Burada üzerinde durulması gereken bir başka konu, o şikayet dilekçesini kimin verdiğini, şahsın Kemal Kılıçdaroğlu ile ne alıp veremediğinin tespit edilmesi gerektiğini ELBETTE CHP LİLER BÜYÜK BİR İTİNA İLE ÜZERİNDE DURACK VE ARAŞTIRACAKLARDIR.

EĞER O İDDİA MESNETSİZ İSE VE BİR DE BU DİLEKÇE SAVCININ SORUŞTURMASINA VERİLMİŞ VEYA ÖZEL ANLAMDA ALINMIŞ İSE, İŞ BU DEFA, SAVCININ SAHTE EVRAK TANZİM ETTİRMESİNE KADAR VARABİLİR.

Savcı, yaptığın hamur çok su kaldıracak ve Sayın Başbakanın öyle şirinliklerden hoşlanmadığını sen de göreceksin.

Hayatın meşakkatine katlanmadan, hoşluklar yaparak kestirmeden yol almak isteyenleri hiç mi hiç sevmem.

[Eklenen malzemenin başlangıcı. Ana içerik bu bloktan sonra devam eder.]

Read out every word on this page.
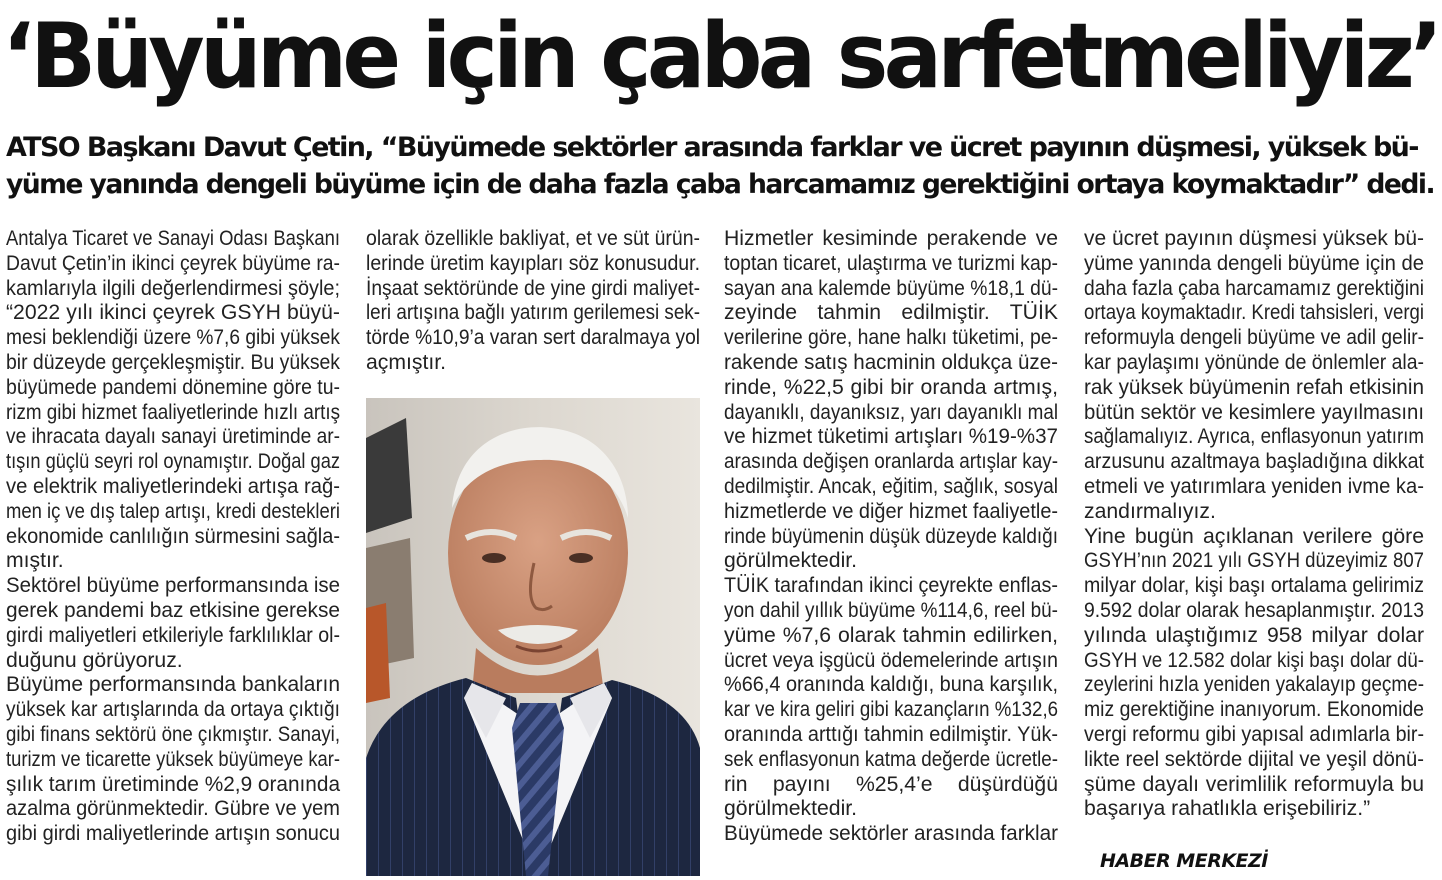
‘Büyüme için çaba sarfetmeliyiz’
ATSO Başkanı Davut Çetin, “Büyümede sektörler arasında farklar ve ücret payının düşmesi, yüksek bü-
yüme yanında dengeli büyüme için de daha fazla çaba harcamamız gerektiğini ortaya koymaktadır” dedi.
Antalya Ticaret ve Sanayi Odası Başkanı
Davut Çetin’in ikinci çeyrek büyüme ra-
kamlarıyla ilgili değerlendirmesi şöyle;
“2022 yılı ikinci çeyrek GSYH büyü-
mesi beklendiği üzere %7,6 gibi yüksek
bir düzeyde gerçekleşmiştir. Bu yüksek
büyümede pandemi döneminе göre tu-
rizm gibi hizmet faaliyetlerinde hızlı artış
ve ihracata dayalı sanayi üretiminde ar-
tışın güçlü seyri rol oynamıştır. Doğal gaz
ve elektrik maliyetlerindeki artışa rağ-
men iç ve dış talep artışı, kredi destekleri
ekonomide canlılığın sürmesini sağla-
mıştır.
Sektörel büyüme performansında ise
gerek pandemi baz etkisine gerekse
girdi maliyetleri etkileriyle farklılıklar ol-
duğunu görüyoruz.
Büyüme performansında bankaların
yüksek kar artışlarında da ortaya çıktığı
gibi finans sektörü öne çıkmıştır. Sanayi,
turizm ve ticarette yüksek büyümeye kar-
şılık tarım üretiminde %2,9 oranında
azalma görünmektedir. Gübre ve yem
gibi girdi maliyetlerinde artışın sonucu
olarak özellikle bakliyat, et ve süt ürün-
lerinde üretim kayıpları söz konusudur.
İnşaat sektöründe de yine girdi maliyet-
leri artışına bağlı yatırım gerilemesi sek-
törde %10,9’a varan sert daralmaya yol
açmıştır.
Hizmetler kesiminde perakende ve
toptan ticaret, ulaştırma ve turizmi kap-
sayan ana kalemde büyüme %18,1 dü-
zeyinde tahmin edilmiştir. TÜİK
verilerine göre, hane halkı tüketimi, pe-
rakende satış hacminin oldukça üze-
rinde, %22,5 gibi bir oranda artmış,
dayanıklı, dayanıksız, yarı dayanıklı mal
ve hizmet tüketimi artışları %19-%37
arasında değişen oranlarda artışlar kay-
dedilmiştir. Ancak, eğitim, sağlık, sosyal
hizmetlerde ve diğer hizmet faaliyetle-
rinde büyümenin düşük düzeyde kaldığı
görülmektedir.
TÜİK tarafından ikinci çeyrekte enflas-
yon dahil yıllık büyüme %114,6, reel bü-
yüme %7,6 olarak tahmin edilirken,
ücret veya işgücü ödemelerinde artışın
%66,4 oranında kaldığı, buna karşılık,
kar ve kira geliri gibi kazançların %132,6
oranında arttığı tahmin edilmiştir. Yük-
sek enflasyonun katma değerde ücretle-
rin payını %25,4’e düşürdüğü
görülmektedir.
Büyümede sektörler arasında farklar
ve ücret payının düşmesi yüksek bü-
yüme yanında dengeli büyüme için de
daha fazla çaba harcamamız gerektiğini
ortaya koymaktadır. Kredi tahsisleri, vergi
reformuyla dengeli büyüme ve adil gelir-
kar paylaşımı yönünde de önlemler ala-
rak yüksek büyümenin refah etkisinin
bütün sektör ve kesimlere yayılmasını
sağlamalıyız. Ayrıca, enflasyonun yatırım
arzusunu azaltmaya başladığına dikkat
etmeli ve yatırımlara yeniden ivme ka-
zandırmalıyız.
Yine bugün açıklanan verilere göre
GSYH’nın 2021 yılı GSYH düzeyimiz 807
milyar dolar, kişi başı ortalama gelirimiz
9.592 dolar olarak hesaplanmıştır. 2013
yılında ulaştığımız 958 milyar dolar
GSYH ve 12.582 dolar kişi başı dolar dü-
zeylerini hızla yeniden yakalayıp geçme-
miz gerektiğine inanıyorum. Ekonomide
vergi reformu gibi yapısal adımlarla bir-
likte reel sektörde dijital ve yeşil dönü-
şüme dayalı verimlilik reformuyla bu
başarıya rahatlıkla erişebiliriz.”
HABER MERKEZİ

Yeminle söylüyorum yazıyı yazıp bitirdikten ve mahalline gönderdikten sonra,şikayet dilekçesini Başbakanımızın oğlu Bilal Erdoğan’ın vermiş olduğunu gazeteler yazdı. Ne kadar doğru bilmiyorum.

Ama bu bile benim Savcı hakkındaki kanaatimi değiştirmez.